Nels Hanson

Posted on July 17, 2017


The Interpreter

No doubt you’ve read newspaper reports of injuries that scramble the language centers in the human brain, say a stroke victim in Kansas who wakes from a coma and speaks in a Scottish burr, or a Florida child hit by a car who opens her eyes in the ICU and converses in Shakespearean English, in perfect iambic pentameter.

Jerry Vargas had been what was once called “a blue baby,” the umbilical cord wrapped around his neck. Jerry was slow in development and at four his mother feared the trauma of delivery had irreversibly damaged his capacities.

When she held him close and cooed in his ear, he responded with random stuttered sounds that weren’t words but “the same crippled promise of words” neither parent could understand.

Jerry didn’t speak his first sentence until he was five, a garbled string of apparent nonsense he repeated with painful emotion for several weeks. The pediatrician, Dr. Harriet Stone, was dumbfounded when Jerry earnestly spoke his strange-sounding phrase again and again with rising agitation.

After closely searching his eyes and ears, Dr. Stone suggested that Jerry should go to the hospital at Stanford, before her medical assistant entered to retrieve a stethoscope and stopped short, staring at the loquacious upset boy perched on the edge of the examining table.

Ms. Charderoy was from India and recognized the words of her native Hindustani that meant, “I love you very much! Can no one hear me?”

She repeated the phrase and spoke different words and Jerry broke into tears and reached for her hand as she took him in her arms.

The Vargases were of course overjoyed but also confused.

Jerry’s father, who taught world religions at the local college, considered the possibility that his son was a reincarnation of a native Indian speaker and was familiar with the Vendata sage and saint Paramahansa Yogananda’s Autobiography of a Yogi.

Jerry’s mother, who had seen the movie “Seven Years in Tibet,” wondered if her son were an inspired being like the Dali Lama, but such imaginings soon disappeared as Jerry grew quickly into an affectionate and apparently highly gifted child who was soon speaking fluent English in complex sentences.

When classes began in the fall Jerry was ready to attend and in grammar and high school was at the top of his class and was surrounded by many affectionate and admiring friends.

At 17 he entered U.C. Berkeley, where he majored in international diplomacy, and later received a Fullbright Scholarship to study in Armenia, before winning an Adlai E. Stevenson fellowship to Harvard for his Ph.D. studies.

On graduation in 2018 Jerry joined the American delegation at the United Nations as its lead interpreter, with astonishing results, including several widely heralded diplomatic breakthroughs. He has been urged to run next year for senator from New York, amid growing speculation that Jerry Vargas might seek the Democratic nomination for president six years from now, when he reaches the required minimum age of 35.

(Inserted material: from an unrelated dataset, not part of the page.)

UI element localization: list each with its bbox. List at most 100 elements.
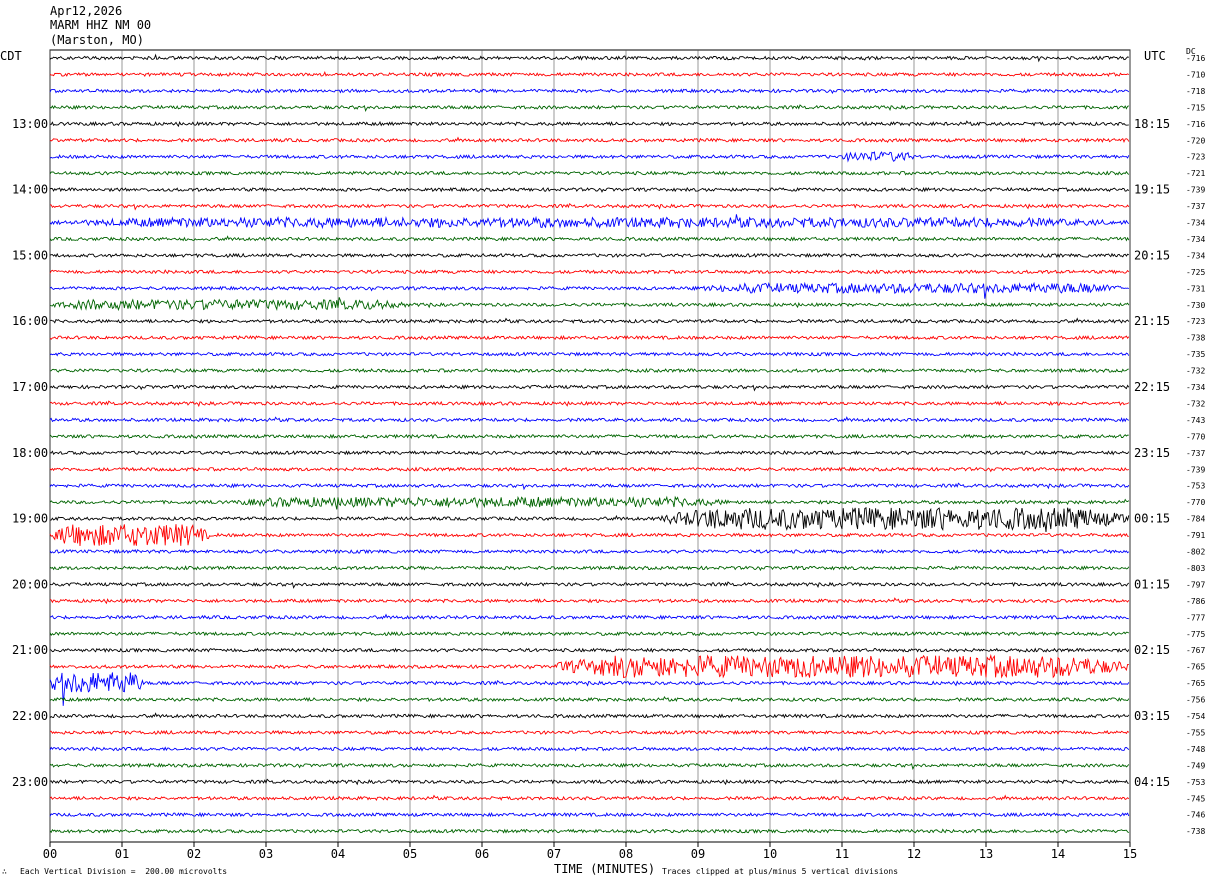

Jerry’s proud parents are grateful but not astonished at their son’s numerous domestic and international successes, as they recently told Charlie Rose on CBS’ “60 Minutes.” There were many early instances of Jerry’s spontaneous skills in language and empathy, but one episode his father and mother always fondly remember, when Jerry first become a hero.

Jerry was 8 and at a crowded Thai restaurant in Fresno he jumped to his feet, insisting he had to call the police – he’d heard the cook mumble to himself that he was going to kill his unfaithful wife.

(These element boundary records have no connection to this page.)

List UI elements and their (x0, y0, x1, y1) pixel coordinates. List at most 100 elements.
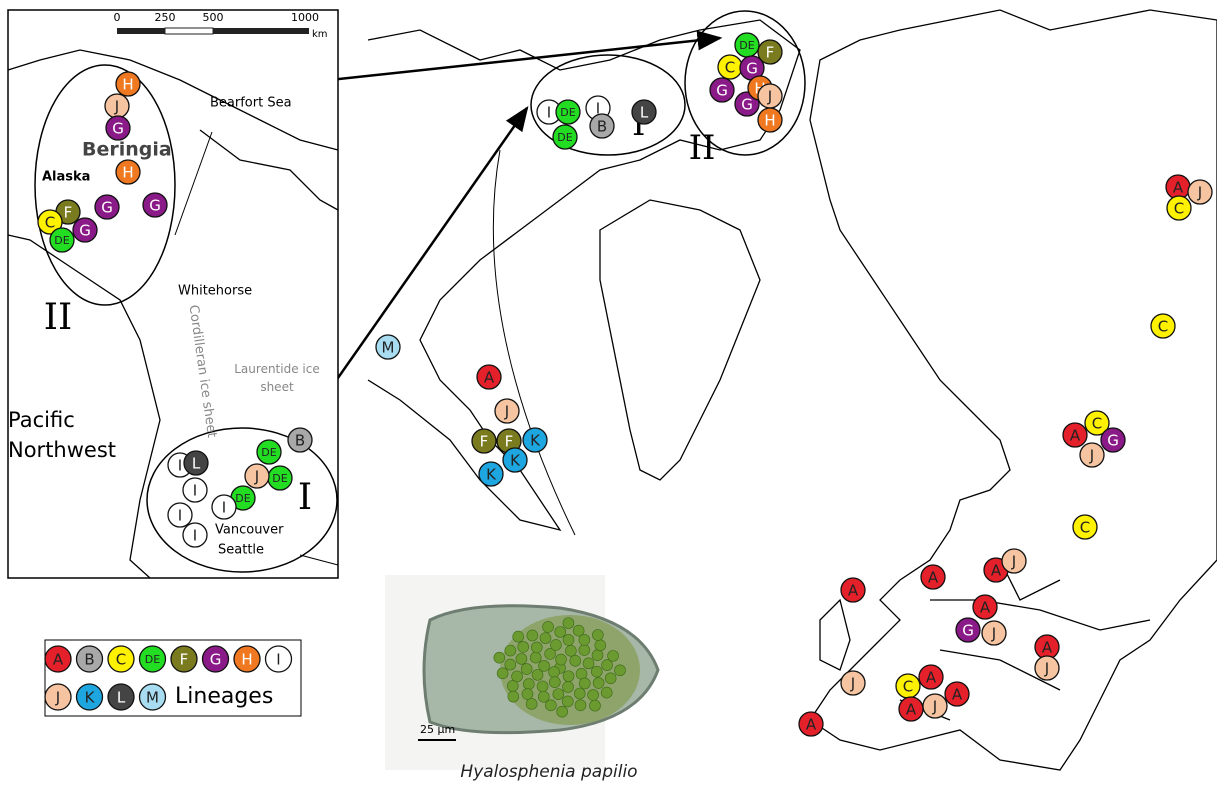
lineage-label: I (193, 527, 197, 545)
lineage-label: J (1011, 553, 1016, 571)
lineage-label: DE (557, 131, 572, 144)
micrograph (385, 575, 658, 770)
lineage-label: J (254, 468, 259, 486)
place-label: Vancouver (215, 523, 284, 538)
lineage-label: K (510, 452, 521, 470)
lineage-label: H (122, 164, 133, 182)
place-label: Alaska (42, 170, 90, 185)
lineage-label: C (903, 678, 913, 696)
lineage-label: C (1158, 318, 1168, 336)
lineage-label: C (45, 214, 55, 232)
place-label-box: Laurentide ice sheet (232, 360, 322, 400)
lineage-label: G (746, 60, 758, 78)
lineage-label: J (1089, 447, 1094, 465)
lineage-label: C (1092, 415, 1102, 433)
lineage-label: J (850, 675, 855, 693)
lineage-label: G (962, 622, 974, 640)
place-label: Whitehorse (178, 284, 252, 299)
lineage-label: K (85, 689, 96, 707)
lineage-label: G (741, 96, 753, 114)
lineage-label: J (1197, 184, 1202, 202)
lineage-label: A (991, 562, 1002, 580)
lineage-label: DE (145, 653, 160, 666)
lineage-label: J (55, 689, 60, 707)
lineage-label: I (178, 457, 182, 475)
lineage-label: C (1174, 200, 1184, 218)
photo-caption: Hyalosphenia papilio (460, 762, 637, 782)
place-label: Beringia (82, 139, 172, 161)
lineage-label: A (1042, 639, 1053, 657)
lineage-label: A (484, 369, 495, 387)
lineage-label: B (84, 651, 94, 669)
lineage-label: A (928, 569, 939, 587)
scale-bar (117, 28, 309, 34)
lineage-label: I (276, 651, 280, 669)
lineage-label: C (116, 651, 126, 669)
scale-label: 0 (114, 11, 121, 24)
lineage-label: G (112, 120, 124, 138)
lineage-label: A (1173, 179, 1184, 197)
connector (493, 150, 575, 535)
lineage-label: A (906, 701, 917, 719)
lineage-label: L (640, 104, 649, 122)
lineage-label: J (767, 88, 772, 106)
lineage-label: F (64, 204, 73, 222)
lineage-label: B (597, 118, 607, 136)
lineage-label: I (222, 499, 226, 517)
lineage-label: H (764, 112, 775, 130)
roman-label: II (689, 128, 716, 168)
lineage-label: DE (739, 39, 754, 52)
lineage-label: J (991, 625, 996, 643)
lineage-label: G (716, 82, 728, 100)
place-label-box: Pacific Northwest (8, 405, 148, 475)
place-label: Bearfort Sea (210, 96, 292, 111)
lineage-label: DE (54, 234, 69, 247)
lineage-label: M (146, 689, 159, 707)
lineage-label: L (192, 455, 201, 473)
lineage-label: I (547, 104, 551, 122)
place-label: Laurentide ice sheet (232, 360, 322, 396)
photo-scale: 25 µm (420, 723, 455, 736)
lineage-label: A (53, 651, 64, 669)
lineage-label: I (193, 482, 197, 500)
lineage-label: A (952, 686, 963, 704)
lineage-label: H (122, 76, 133, 94)
lineage-label: K (530, 432, 541, 450)
lineage-label: F (180, 651, 189, 669)
place-label: Seattle (218, 543, 264, 558)
lineage-label: J (504, 403, 509, 421)
lineage-label: C (725, 59, 735, 77)
lineage-label: C (1080, 519, 1090, 537)
legend-title: Lineages (175, 684, 273, 709)
lineage-label: DE (235, 492, 250, 505)
lineage-label: F (480, 433, 489, 451)
lineage-label: A (1070, 427, 1081, 445)
lineage-label: J (932, 698, 937, 716)
lineage-label: A (980, 599, 991, 617)
lineage-label: DE (272, 472, 287, 485)
lineage-label: H (241, 651, 252, 669)
lineage-label: J (114, 98, 119, 116)
lineage-label: F (766, 44, 775, 62)
lineage-label: G (79, 222, 91, 240)
place-label: Pacific Northwest (8, 405, 148, 465)
figure: I II 0 250 500 1000 km Bearfort Sea Beri… (0, 0, 1217, 788)
roman-label: I (298, 477, 312, 518)
scale-unit: km (312, 29, 328, 40)
lineage-label: I (178, 507, 182, 525)
lineage-label: J (1044, 660, 1049, 678)
lineage-label: L (117, 689, 126, 707)
lineage-label: A (926, 669, 937, 687)
lineage-label: DE (261, 446, 276, 459)
scale-label: 1000 (291, 11, 319, 24)
lineage-label: B (295, 432, 305, 450)
scale-label: 250 (155, 11, 176, 24)
lineage-label: A (848, 582, 859, 600)
lineage-label: G (149, 197, 161, 215)
lineage-label: DE (560, 106, 575, 119)
roman-label: II (44, 297, 72, 338)
lineage-label: A (806, 716, 817, 734)
lineage-label: K (486, 466, 497, 484)
lineage-label: G (210, 651, 222, 669)
lineage-label: G (101, 199, 113, 217)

Jerry’s mother phoned 911 when they got home and two hours later the man from Thailand was arrested with a loaded gun. A suicide note explained why the murder would take place that night, after the restaurant closed and he picked up his wife and the mother of his three children at the popular nightspot where she worked five days a week as a dancer.

Young Jerry received a medal and commendation from the mayor and police department, special thanks from representatives of the large Thai community, a trophy and a plaque from the Fresno Rotary and Soroptimist clubs, and a birthday party at a special daytime open house at the nightclub.

The Vargases shared a newspaper photo of a lit orange cake, Jerry smiling and wearing a crescent saffron lama’s hat, the grateful pretty dancer kissing his cheek.


Nels Hanson’s fiction received the San Francisco Foundation’s James D. Phelan Award and Pushcart nominations in 2010, 2012, 2014 and 2016. His poems received a 2014 Pushcart nomination, Sharkpack Review’s 2014 Prospero Prize, and 2015 and 2016 Best of the Net nominations.